Nun – manches Rätsel bleibt dir halt versiegelt.

Du darfst dir jede Zeile variieren

 

wenn du die Freiheit suchst, die andre hätten:

Dies ist nur eins von möglichen Sonetten-

 

 

II.

 

Ein armer Büttelreimer, Knittelsänger

mindertalentiert und marginal

Mir ist der Wein schon spritzig, dir Sekt schal

Ein Weltenschöpfer oder Weltverdränger?

 

Ein Getue ist um diesen Gral

Der Kritiker hat nicht viel zu verlieren

Wenn Künstler eitel vor dir kokettieren

Die Mystik zeigt sich auch in Maß und Zahl

 

Willst du bei Göttern und Genies gastieren?

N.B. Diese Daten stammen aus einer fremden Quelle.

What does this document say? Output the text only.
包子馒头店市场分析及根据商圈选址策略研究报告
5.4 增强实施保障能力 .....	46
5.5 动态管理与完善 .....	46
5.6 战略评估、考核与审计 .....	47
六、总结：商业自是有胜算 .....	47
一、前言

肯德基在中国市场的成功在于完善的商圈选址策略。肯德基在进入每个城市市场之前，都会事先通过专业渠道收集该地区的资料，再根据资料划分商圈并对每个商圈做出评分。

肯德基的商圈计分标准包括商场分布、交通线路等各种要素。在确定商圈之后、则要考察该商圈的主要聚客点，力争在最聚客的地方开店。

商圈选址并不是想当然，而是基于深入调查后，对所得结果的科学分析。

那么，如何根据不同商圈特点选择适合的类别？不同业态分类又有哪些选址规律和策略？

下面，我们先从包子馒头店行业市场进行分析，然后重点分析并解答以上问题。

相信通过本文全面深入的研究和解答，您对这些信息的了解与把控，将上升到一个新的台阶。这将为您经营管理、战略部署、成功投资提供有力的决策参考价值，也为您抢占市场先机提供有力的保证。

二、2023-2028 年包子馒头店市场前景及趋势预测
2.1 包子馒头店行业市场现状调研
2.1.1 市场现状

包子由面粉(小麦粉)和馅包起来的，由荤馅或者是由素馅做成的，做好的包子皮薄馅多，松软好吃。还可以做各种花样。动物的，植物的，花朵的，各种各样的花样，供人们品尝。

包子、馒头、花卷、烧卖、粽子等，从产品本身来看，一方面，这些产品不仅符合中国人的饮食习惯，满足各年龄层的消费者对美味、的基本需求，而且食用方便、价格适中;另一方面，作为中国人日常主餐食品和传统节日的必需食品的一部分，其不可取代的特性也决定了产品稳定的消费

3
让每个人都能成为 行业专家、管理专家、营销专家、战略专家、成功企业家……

Kein Pegasus ist dir gezäumt, gestriegelt

Dein Wortwerk sei, was deine Seele spiegelt

Mögen andre Formen erodieren

 

Mag sich auch manch andrer weicher betten

Ich bleibe weiterhin bei den Sonetten.

 

 

III.

 

Ja, lach nur, nenn mich einen Grillenfänger

Der Reim beengt, Sonette allemal

Dein Nörgeln naserümpfend und nasal

Wenn ich nur Traum- und Nebelfrauen schwänger

 

Vielleicht ist deine Phantasie zu schmal

Gut läßt sich das Fanal paraphrasieren

Magst du mein Geklapper kommentieren

Was bleibt: Der Wortschatz ist dein Kapital

 

Soll ich jede Parodie parieren?

Dein Wort sei immer nagelneu geniegelt

Dein Wort sei weltenstürmend aufgewiegelt

Sieh wie „moderne“ Dichter patinieren!

 

Verbindlich ist mir, was manch andrem Ketten

Ich vermisse gar nichts in Sonetten.

 

 

IV.

 

Ein Vers ist dir zu eng, ein Reim noch enger

Der Ideale Vers bleibt fiktional

Ich hänge dir zu fest am Manual

Ein Musen in die Maße Untermenger

 

Die Kunst soll frei sein, ein Korsett ist Qual

Du sollst dein’ Argwohn gern artikulieren

Allerdings: Die Moden alternieren

Die Möglichkeiten bleiben optional.

 

Man kann sich freilich anders profilieren

In kalte Argumente eingeigelt.

Und doch: Der Höhner lästert, kichert, gniegelt

Ich laß dich andre Worte ventilieren

 

Es bleibt Versuch den Wellenschlag zu glätten

Sag du’s in Prosa, ich sags in Sonetten

 

 

V.

 

Du willst die Avantgarde, die Formensprenger

Die Regel ist nicht göttlich, noch feudal

Das Urteil lautet: nichtig und fatal.

Ein Deut- und Deutung-in-Gedichte-Dränger

 

Reim und Rhythmus faßt du rational.

Ein Gleichklang kling dir wie egalisieren.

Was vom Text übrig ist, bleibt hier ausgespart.